Officiating remains the elephant in the room. Until the human element intrusion into the flow of a game is managed in a more efficacious manner with officiating-related changes the game length will be difficult to change considering where the lengthening is occurring. Here are few areas for change:
Conference Employed Officials
Required Official Certification to include Live Time Evaluation
Post Game Grading by Opposing Coaches and Conference Review
Restrict Reviews to be conducted by two non-involved members of the assigned officiating team - all reviews and decisions will be subject to post-game review by Conference
Coach initiated all play reviews with each opponent given three reviews with any reversal restoring the opponent’s used reviews
Use of Electronic Ball Tracking Device for Goal Line Penetrations
Experimentation with Electronic First Down Ball Progress Measurement in non-Conference Games with the Goal to Eliminate Sticks and Chains within two years 8) Eliminate Time Out Calls prior to Field Goals and following Scores prior to Extra Points
Shorten the Play Clock by 5 Seconds
Start Clock 15 seconds following all pass incompletions from point of the official’s whistle
Start the Play Clock following any Kickoff or Punt with 15 seconds of Dead Ball Call.
I should add that any time saving in today’s commercial dominated world can only occur within the time now used for the play between the two opponents. Networks have an amount time they expect to sell and likewise the networks have scheduled an amount time for reach contest. By experience we know the second and third game frequently start prior to the completion of the first game and this practice can be expected to continue despite the actual length of the action on the field. It should clear by this point that the only folks concerned with game lengths are fans. Conferences could care less and individual administrations (even Sabans) cannot marshal the strength to restrict the network time demands…way too much greed involved. So even with shortening the game on the field the network’s interest runs contrary. In my first television experience I recall from 1954 the telecast including college and professional included the full halftime shows with marching bands et al. About the only thing close to that now would a commercial filled pregame march into the Army Navy Game Stadium.

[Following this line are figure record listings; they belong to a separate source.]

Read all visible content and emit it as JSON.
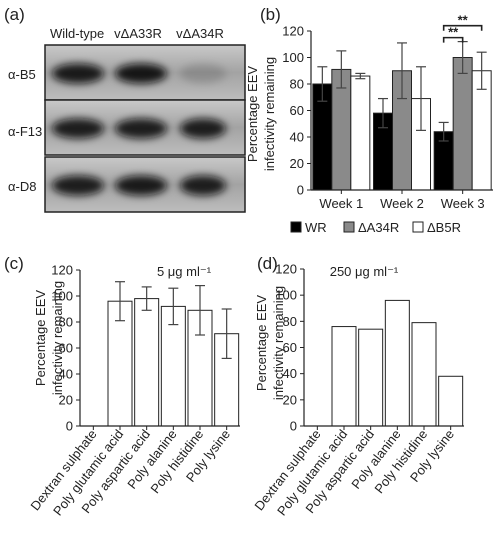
{
  "figure": {
    "background": "#ffffff",
    "text_color": "#222222"
  },
  "blot": {
    "panel_label": "(a)",
    "lanes": [
      "Wild-type",
      "vΔA33R",
      "vΔA34R"
    ],
    "rows": [
      {
        "label": "α-B5",
        "band_intensity": [
          0.92,
          0.95,
          0.15
        ]
      },
      {
        "label": "α-F13",
        "band_intensity": [
          0.9,
          0.9,
          0.9
        ]
      },
      {
        "label": "α-D8",
        "band_intensity": [
          0.9,
          0.92,
          0.9
        ]
      }
    ],
    "colors": {
      "membrane_top": "#c9c9c9",
      "membrane_mid": "#a3a3a3",
      "membrane_bottom": "#bdbdbd",
      "band": "#111111",
      "border": "#222222"
    }
  },
  "chart_data": [
    {
      "panel_label": "(b)",
      "type": "bar",
      "title": "",
      "ylabel_lines": [
        "Percentage  EEV",
        "infectivity remaining"
      ],
      "xlabel": "",
      "ylim": [
        0,
        120
      ],
      "yticks": [
        "0",
        "20",
        "40",
        "60",
        "80",
        "100",
        "120"
      ],
      "grid": false,
      "legend_position": "bottom",
      "categories": [
        "Week 1",
        "Week 2",
        "Week 3"
      ],
      "series": [
        {
          "name": "WR",
          "color": "#000000",
          "values": [
            80,
            58,
            44
          ],
          "errors": [
            13,
            11,
            7
          ]
        },
        {
          "name": "ΔA34R",
          "color": "#8a8a8a",
          "values": [
            91,
            90,
            100
          ],
          "errors": [
            14,
            21,
            12
          ]
        },
        {
          "name": "ΔB5R",
          "color": "#ffffff",
          "values": [
            86,
            69,
            90
          ],
          "errors": [
            2,
            24,
            14
          ]
        }
      ],
      "annotations": [
        {
          "text": "**",
          "from_series": 0,
          "to_series": 2,
          "category": 2,
          "level": 124
        },
        {
          "text": "**",
          "from_series": 0,
          "to_series": 1,
          "category": 2,
          "level": 115
        }
      ]
    },
    {
      "panel_label": "(c)",
      "type": "bar",
      "title": "5 μg ml⁻¹",
      "ylabel_lines": [
        "Percentage  EEV",
        "infectivity remaining"
      ],
      "xlabel": "",
      "ylim": [
        0,
        120
      ],
      "yticks": [
        "0",
        "20",
        "40",
        "60",
        "80",
        "100",
        "120"
      ],
      "grid": false,
      "legend_position": "none",
      "categories": [
        "Dextran sulphate",
        "Poly glutamic acid",
        "Poly aspartic acid",
        "Poly alanine",
        "Poly histidine",
        "Poly lysine"
      ],
      "series": [
        {
          "color": "#ffffff",
          "values": [
            0,
            96,
            98,
            92,
            89,
            71
          ],
          "errors": [
            0,
            15,
            9,
            14,
            19,
            19
          ]
        }
      ]
    },
    {
      "panel_label": "(d)",
      "type": "bar",
      "title": "250 μg ml⁻¹",
      "ylabel_lines": [
        "Percentage  EEV",
        "infectivity remaining"
      ],
      "xlabel": "",
      "ylim": [
        0,
        120
      ],
      "yticks": [
        "0",
        "20",
        "40",
        "60",
        "80",
        "100",
        "120"
      ],
      "grid": false,
      "legend_position": "none",
      "categories": [
        "Dextran sulphate",
        "Poly glutamic acid",
        "Poly aspartic acid",
        "Poly alanine",
        "Poly histidine",
        "Poly lysine"
      ],
      "series": [
        {
          "color": "#ffffff",
          "values": [
            0,
            76,
            74,
            96,
            79,
            38
          ],
          "errors": [
            0,
            0,
            0,
            0,
            0,
            0
          ]
        }
      ]
    }
  ]
}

I had an exercise developed twenty years ago helping students “steal” study time. One of the nuggets was that the average TV sitcom has 7.5 minutes of commercials per 30 minute slot, and NCAA football games used to have 2.5 minutes of commercials per timeout. Sitcoms are now often at 3min per break, especially if an hour show (and they go even longer sometimes, 3.5-4min across the “half hour break”). TV timeouts for SEC games were over 3 minutes long.

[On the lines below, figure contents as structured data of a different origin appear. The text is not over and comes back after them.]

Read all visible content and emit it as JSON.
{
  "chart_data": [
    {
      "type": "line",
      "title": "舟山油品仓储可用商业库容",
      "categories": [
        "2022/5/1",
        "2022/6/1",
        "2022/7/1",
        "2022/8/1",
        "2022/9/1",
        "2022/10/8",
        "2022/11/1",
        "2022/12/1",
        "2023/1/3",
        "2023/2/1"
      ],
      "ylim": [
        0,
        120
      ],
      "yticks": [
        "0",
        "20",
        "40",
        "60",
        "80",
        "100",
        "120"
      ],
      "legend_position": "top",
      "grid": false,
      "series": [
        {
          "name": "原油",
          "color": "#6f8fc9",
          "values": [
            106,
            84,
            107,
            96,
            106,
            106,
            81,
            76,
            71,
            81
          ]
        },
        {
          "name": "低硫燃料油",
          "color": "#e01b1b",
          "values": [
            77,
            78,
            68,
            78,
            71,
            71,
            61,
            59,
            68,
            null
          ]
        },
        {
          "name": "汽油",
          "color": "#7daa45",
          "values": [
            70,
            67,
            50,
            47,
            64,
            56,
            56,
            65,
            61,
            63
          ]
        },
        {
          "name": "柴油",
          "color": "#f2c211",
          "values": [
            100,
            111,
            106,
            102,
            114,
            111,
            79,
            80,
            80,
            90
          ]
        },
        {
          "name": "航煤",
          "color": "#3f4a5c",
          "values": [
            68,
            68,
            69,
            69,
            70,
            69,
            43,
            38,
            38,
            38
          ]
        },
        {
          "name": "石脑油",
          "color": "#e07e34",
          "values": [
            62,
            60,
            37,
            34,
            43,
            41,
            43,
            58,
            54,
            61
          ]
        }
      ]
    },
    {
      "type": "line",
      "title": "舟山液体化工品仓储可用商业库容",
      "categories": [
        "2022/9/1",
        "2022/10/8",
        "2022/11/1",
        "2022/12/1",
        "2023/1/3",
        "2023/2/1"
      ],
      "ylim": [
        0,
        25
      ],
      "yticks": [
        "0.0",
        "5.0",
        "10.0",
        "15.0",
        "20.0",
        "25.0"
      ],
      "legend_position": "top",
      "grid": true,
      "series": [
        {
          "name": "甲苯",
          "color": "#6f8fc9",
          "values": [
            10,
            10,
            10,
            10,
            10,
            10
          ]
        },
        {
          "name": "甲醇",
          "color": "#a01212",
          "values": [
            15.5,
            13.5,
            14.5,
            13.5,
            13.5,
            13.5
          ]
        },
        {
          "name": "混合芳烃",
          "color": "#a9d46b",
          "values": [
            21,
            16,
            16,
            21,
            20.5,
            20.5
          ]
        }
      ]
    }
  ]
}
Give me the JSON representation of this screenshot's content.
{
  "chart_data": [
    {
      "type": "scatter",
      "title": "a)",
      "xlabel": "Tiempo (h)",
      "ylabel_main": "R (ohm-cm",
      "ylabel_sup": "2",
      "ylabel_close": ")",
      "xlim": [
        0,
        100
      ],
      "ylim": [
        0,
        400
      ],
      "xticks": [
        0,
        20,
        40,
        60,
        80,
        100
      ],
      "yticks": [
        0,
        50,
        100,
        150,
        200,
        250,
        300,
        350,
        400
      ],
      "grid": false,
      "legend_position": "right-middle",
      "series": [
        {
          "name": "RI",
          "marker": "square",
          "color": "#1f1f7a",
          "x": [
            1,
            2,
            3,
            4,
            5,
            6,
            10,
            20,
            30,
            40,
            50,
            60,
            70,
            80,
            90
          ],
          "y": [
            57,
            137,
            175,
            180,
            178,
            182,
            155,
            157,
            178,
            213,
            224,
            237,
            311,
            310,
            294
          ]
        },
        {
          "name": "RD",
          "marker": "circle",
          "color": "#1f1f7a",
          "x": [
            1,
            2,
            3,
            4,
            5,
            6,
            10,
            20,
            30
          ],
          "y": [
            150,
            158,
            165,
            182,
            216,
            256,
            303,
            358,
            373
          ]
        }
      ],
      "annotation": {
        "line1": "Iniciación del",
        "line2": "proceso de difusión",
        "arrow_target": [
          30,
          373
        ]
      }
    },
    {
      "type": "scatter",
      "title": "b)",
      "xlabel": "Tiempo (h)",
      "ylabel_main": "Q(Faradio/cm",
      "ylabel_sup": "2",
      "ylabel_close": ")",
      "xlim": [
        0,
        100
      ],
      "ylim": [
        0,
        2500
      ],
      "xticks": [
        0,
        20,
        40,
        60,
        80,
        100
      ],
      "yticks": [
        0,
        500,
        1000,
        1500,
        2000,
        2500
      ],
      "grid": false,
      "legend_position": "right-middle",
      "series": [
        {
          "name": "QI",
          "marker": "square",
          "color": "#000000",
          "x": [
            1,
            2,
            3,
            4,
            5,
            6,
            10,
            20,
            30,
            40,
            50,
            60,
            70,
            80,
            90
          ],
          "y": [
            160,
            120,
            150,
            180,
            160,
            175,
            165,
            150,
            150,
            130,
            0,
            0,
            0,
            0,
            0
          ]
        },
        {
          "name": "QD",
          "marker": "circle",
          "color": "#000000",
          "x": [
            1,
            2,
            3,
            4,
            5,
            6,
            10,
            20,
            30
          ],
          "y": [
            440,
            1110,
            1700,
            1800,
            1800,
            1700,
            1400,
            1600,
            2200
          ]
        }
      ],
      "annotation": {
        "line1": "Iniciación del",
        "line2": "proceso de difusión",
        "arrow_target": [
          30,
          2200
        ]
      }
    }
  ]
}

What I neglected to quantify over the years: the NUMBER of timeouts. Part of the change in Nolan Richardson’s “Hawg Ball” was the required media timeouts every four minutes (ish, of course). Now, only the start of each half, and within 4 minutes of the end of the half, are free of TV timeouts on a possession change.

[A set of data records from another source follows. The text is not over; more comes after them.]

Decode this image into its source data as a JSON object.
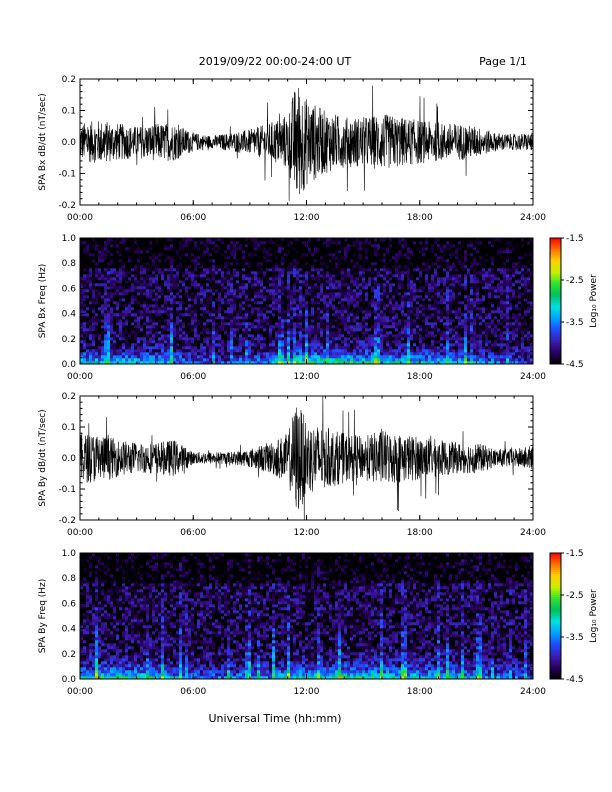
{
  "header": {
    "title": "2019/09/22  00:00-24:00 UT",
    "page": "Page 1/1"
  },
  "footer": {
    "xlabel": "Universal Time (hh:mm)"
  },
  "time_ticks": [
    "00:00",
    "06:00",
    "12:00",
    "18:00",
    "24:00"
  ],
  "colorbar": {
    "label": "Log₁₀ Power",
    "ticks": [
      "-1.5",
      "-2.5",
      "-3.5",
      "-4.5"
    ],
    "range": [
      -4.5,
      -1.5
    ],
    "colormap": [
      "#000000",
      "#2a0060",
      "#3a1fb0",
      "#1e4cff",
      "#00a0ff",
      "#00e0e0",
      "#00c060",
      "#30e030",
      "#c8f000",
      "#ffd000",
      "#ff7000",
      "#ff0000"
    ]
  },
  "chart_data": [
    {
      "type": "line",
      "ylabel": "SPA Bx dB/dt (nT/sec)",
      "yticks": [
        "0.2",
        "0.1",
        "0.0",
        "-0.1",
        "-0.2"
      ],
      "ylim": [
        -0.2,
        0.2
      ],
      "xlim": [
        0,
        24
      ],
      "color": "#000000",
      "x": [
        0,
        1,
        2,
        3,
        4,
        5,
        6,
        7,
        8,
        9,
        10,
        11,
        11.5,
        12,
        13,
        14,
        15,
        16,
        17,
        18,
        19,
        20,
        21,
        22,
        23,
        24
      ],
      "amplitude": [
        0.06,
        0.07,
        0.06,
        0.05,
        0.06,
        0.06,
        0.03,
        0.02,
        0.03,
        0.04,
        0.06,
        0.09,
        0.2,
        0.14,
        0.1,
        0.08,
        0.08,
        0.09,
        0.08,
        0.07,
        0.06,
        0.06,
        0.05,
        0.03,
        0.025,
        0.03
      ]
    },
    {
      "type": "heatmap",
      "ylabel": "SPA Bx Freq (Hz)",
      "yticks": [
        "1.0",
        "0.8",
        "0.6",
        "0.4",
        "0.2",
        "0.0"
      ],
      "ylim": [
        0,
        1
      ],
      "xlim": [
        0,
        24
      ],
      "zlim": [
        -4.5,
        -1.5
      ],
      "x": [
        0,
        2,
        4,
        6,
        8,
        10,
        12,
        14,
        16,
        18,
        20,
        22,
        24
      ],
      "low_freq_power": [
        -3.0,
        -3.0,
        -3.0,
        -3.6,
        -3.6,
        -3.2,
        -2.6,
        -2.6,
        -2.9,
        -3.0,
        -3.1,
        -3.5,
        -3.7
      ]
    },
    {
      "type": "line",
      "ylabel": "SPA By dB/dt (nT/sec)",
      "yticks": [
        "0.2",
        "0.1",
        "0.0",
        "-0.1",
        "-0.2"
      ],
      "ylim": [
        -0.2,
        0.2
      ],
      "xlim": [
        0,
        24
      ],
      "color": "#000000",
      "x": [
        0,
        1,
        2,
        3,
        4,
        5,
        6,
        7,
        8,
        9,
        10,
        11,
        11.5,
        12,
        13,
        14,
        15,
        16,
        17,
        18,
        19,
        20,
        21,
        22,
        23,
        24
      ],
      "amplitude": [
        0.08,
        0.08,
        0.06,
        0.05,
        0.05,
        0.06,
        0.02,
        0.02,
        0.02,
        0.03,
        0.05,
        0.08,
        0.19,
        0.12,
        0.1,
        0.08,
        0.07,
        0.09,
        0.08,
        0.07,
        0.06,
        0.05,
        0.05,
        0.03,
        0.03,
        0.04
      ]
    },
    {
      "type": "heatmap",
      "ylabel": "SPA By Freq (Hz)",
      "yticks": [
        "1.0",
        "0.8",
        "0.6",
        "0.4",
        "0.2",
        "0.0"
      ],
      "ylim": [
        0,
        1
      ],
      "xlim": [
        0,
        24
      ],
      "zlim": [
        -4.5,
        -1.5
      ],
      "x": [
        0,
        2,
        4,
        6,
        8,
        10,
        12,
        14,
        16,
        18,
        20,
        22,
        24
      ],
      "low_freq_power": [
        -2.8,
        -2.6,
        -2.9,
        -3.5,
        -3.5,
        -3.2,
        -2.7,
        -2.6,
        -2.8,
        -2.9,
        -3.1,
        -3.4,
        -3.6
      ]
    }
  ]
}
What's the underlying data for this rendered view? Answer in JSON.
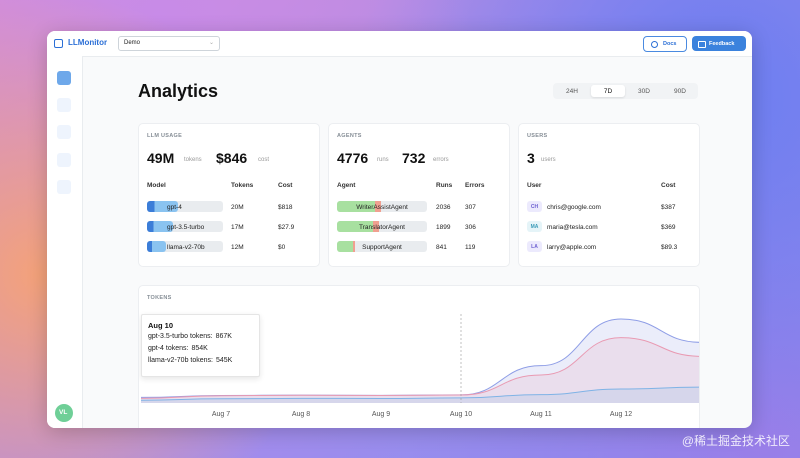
{
  "app": {
    "name": "LLMonitor",
    "project": "Demo",
    "buttons": [
      "Docs",
      "Feedback"
    ],
    "avatar": "VL"
  },
  "page": {
    "title": "Analytics",
    "ranges": [
      "24H",
      "7D",
      "30D",
      "90D"
    ],
    "selected_range": "7D"
  },
  "llm_usage": {
    "title": "LLM USAGE",
    "total": {
      "value": 49,
      "label": "49M"
    },
    "total_unit": "tokens",
    "cost": "$846",
    "cost_unit": "cost",
    "columns": [
      "Model",
      "Tokens",
      "Cost"
    ],
    "rows": [
      {
        "model": "gpt-4",
        "tokens": {
          "value": 20,
          "label": "20M"
        },
        "cost": "$818"
      },
      {
        "model": "gpt-3.5-turbo",
        "tokens": {
          "value": 17,
          "label": "17M"
        },
        "cost": "$27.9"
      },
      {
        "model": "llama-v2-70b",
        "tokens": {
          "value": 12,
          "label": "12M"
        },
        "cost": "$0"
      }
    ]
  },
  "agents": {
    "title": "AGENTS",
    "runs": 4776,
    "runs_unit": "runs",
    "errors": 732,
    "errors_unit": "errors",
    "columns": [
      "Agent",
      "Runs",
      "Errors"
    ],
    "rows": [
      {
        "agent": "WriterAssistAgent",
        "runs": 2036,
        "errors": 307
      },
      {
        "agent": "TranslatorAgent",
        "runs": 1899,
        "errors": 306
      },
      {
        "agent": "SupportAgent",
        "runs": 841,
        "errors": 119
      }
    ]
  },
  "users": {
    "title": "USERS",
    "count": 3,
    "count_unit": "users",
    "columns": [
      "User",
      "Cost"
    ],
    "rows": [
      {
        "initials": "CH",
        "email": "chris@google.com",
        "cost": "$387"
      },
      {
        "initials": "MA",
        "email": "maria@tesla.com",
        "cost": "$369"
      },
      {
        "initials": "LA",
        "email": "larry@apple.com",
        "cost": "$89.3"
      }
    ]
  },
  "tokens_chart": {
    "title": "TOKENS",
    "type": "area",
    "categories": [
      null,
      "Aug 7",
      "Aug 8",
      "Aug 9",
      "Aug 10",
      "Aug 11",
      "Aug 12",
      null
    ],
    "series": [
      {
        "name": "gpt-3.5-turbo",
        "color": "#8e9de6",
        "values": [
          600,
          800,
          850,
          820,
          867,
          4000,
          9000,
          6500
        ]
      },
      {
        "name": "gpt-4",
        "color": "#e99ab2",
        "values": [
          500,
          780,
          830,
          800,
          854,
          3000,
          7000,
          5000
        ]
      },
      {
        "name": "llama-v2-70b",
        "color": "#7fb3e6",
        "values": [
          300,
          450,
          500,
          480,
          545,
          900,
          1500,
          1700
        ]
      }
    ],
    "tooltip": {
      "title": "Aug 10",
      "items": [
        {
          "label": "gpt-3.5-turbo tokens:",
          "value": "867K"
        },
        {
          "label": "gpt-4 tokens:",
          "value": "854K"
        },
        {
          "label": "llama-v2-70b tokens:",
          "value": "545K"
        }
      ]
    }
  },
  "watermark": "@稀土掘金技术社区"
}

Split screen technology is easy, and a way to ease back into game action. Not to mention getting the end of one game while the next game is beginning.
Didn’t the NCAA tinker with having the game clock run non-stop until the final 4 minutes of the game unless there was a challenge, injury, or change of possession? That is not a bad fix.
The games don’t need to be shortened. Commercial time needs to be reduced. When you go to a game, you spend most of your time waiting for the commercial timeouts to end.
Agree, the games do not need be shorter. It is a great game like it is. TV should just allocate more time for the games. I always record the games so I do not have to sit through 3-5 min of ads constantly. If TV would wise up, they would slot 1 min. for ads and charge more. People would actually watch them. They do that on some TV shows. Oh yes, I do not watch any of their half time mess either so I can get through most games in 2 hrs or so.